World’s Oldest Library, Saddam Hussein’s Novella, and More


Every day Poets & Writers Magazine scans the headlines—from publishing reports to academic announcements to literary dispatches—for all the news that creative writers need to know. Here are today’s stories:

The world’s oldest library, located in Morocco, has recently been restored and reopened to the public. Previously only accessible to academics and theologians, the al-Qarawiyyin library was founded as part of al-Qarawiyyin University in 859. (Tech Insider)

In December, U.K. publisher Hesperus will release an English translation of a novella written by Saddam Hussein. (Guardian)

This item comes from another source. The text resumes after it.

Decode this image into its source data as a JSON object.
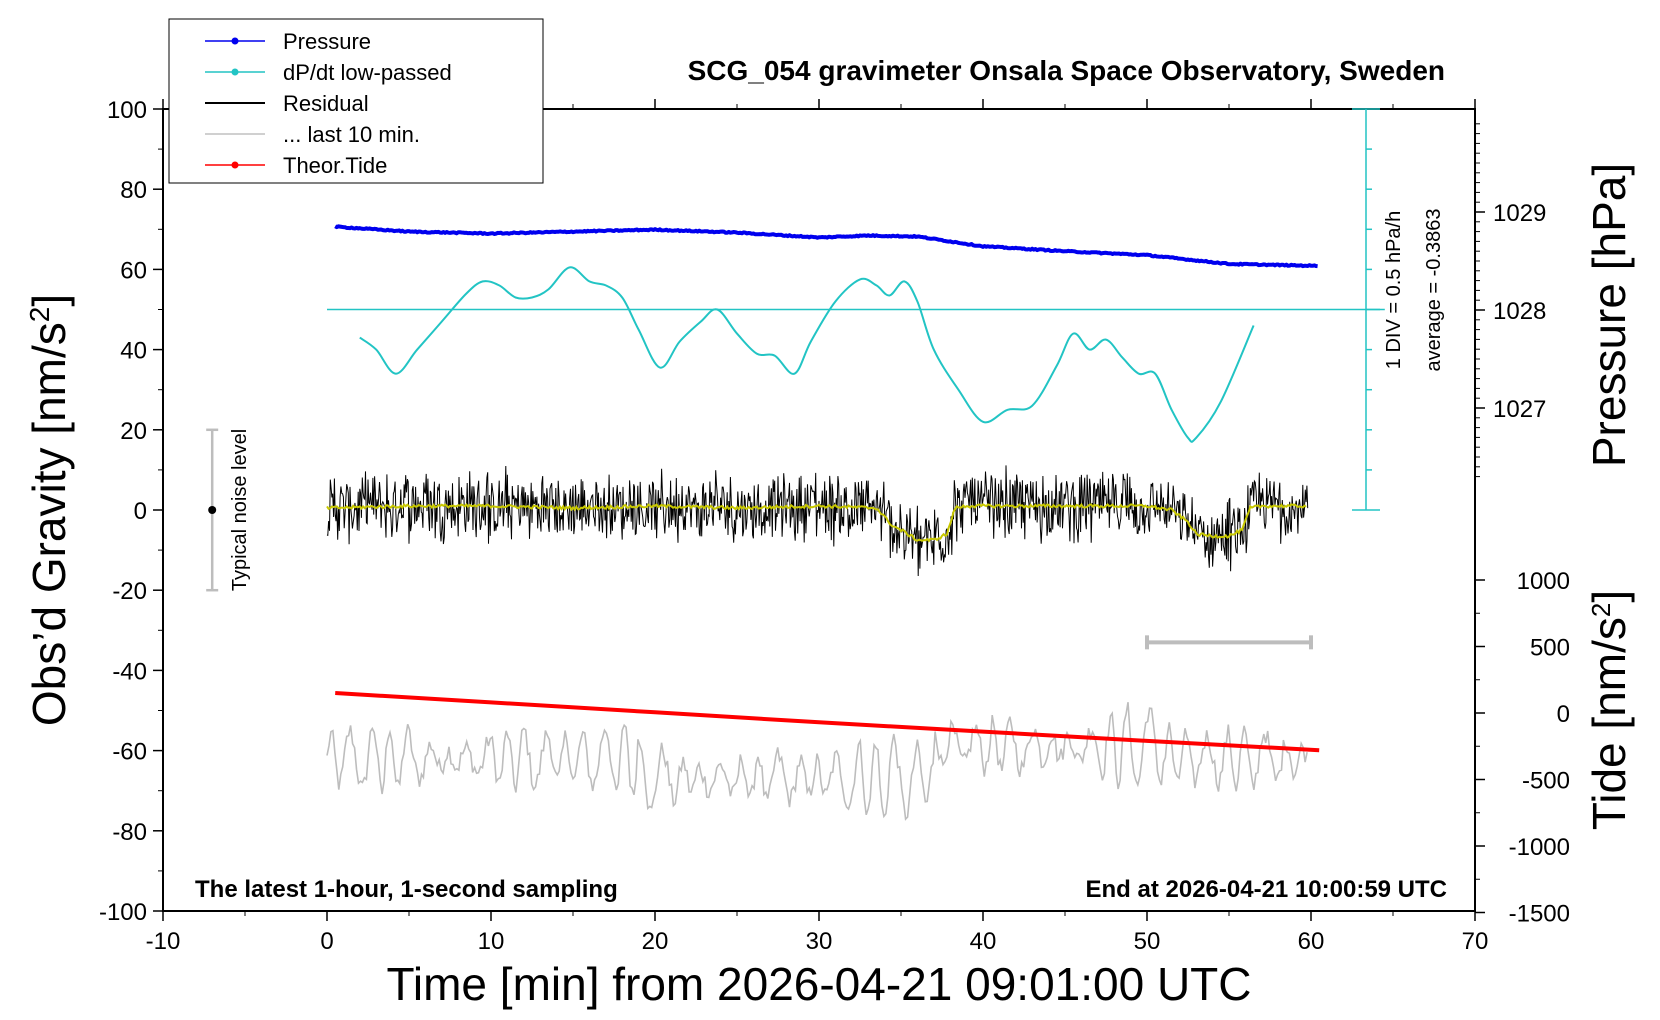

PEN America Center has partnered with indie publisher Catapult to launch the PEN/Robert J. Dau Short Story Prize for Emerging writers. Annual awards of $2,000 each will be given to twelve fiction writers, and the winning stories will be published in an anthology released by Catapult. (Publishers Weekly)

United States poet laureate Juan Felipe Herrera responded to last week’s spate of gun violence by writing the poem, “@ the Crossroads—A Sudden American Poem,” which is dedicated to Anton Sterling, Philando Castile, and the five Dallas police officers slain during anti-police protests. (Los Angeles Times)

“Literature has to dig into uncomfortable vocabularies to find new ways of expression.” 3:AM features an interview with Mexican fiction writer Yuri Herrera.

Meanwhile, at the Oxford American, poet Ada Limón interviews fiction writer Manuel Gonzales about his novel, The Regional Office Is Under Attack.

At Book Riot, Rachel Cordasco reflects on the influence and major works of Nobel Peace Prize–winning author and Auschwitz survivor Elie Wiesel, who died on July 2.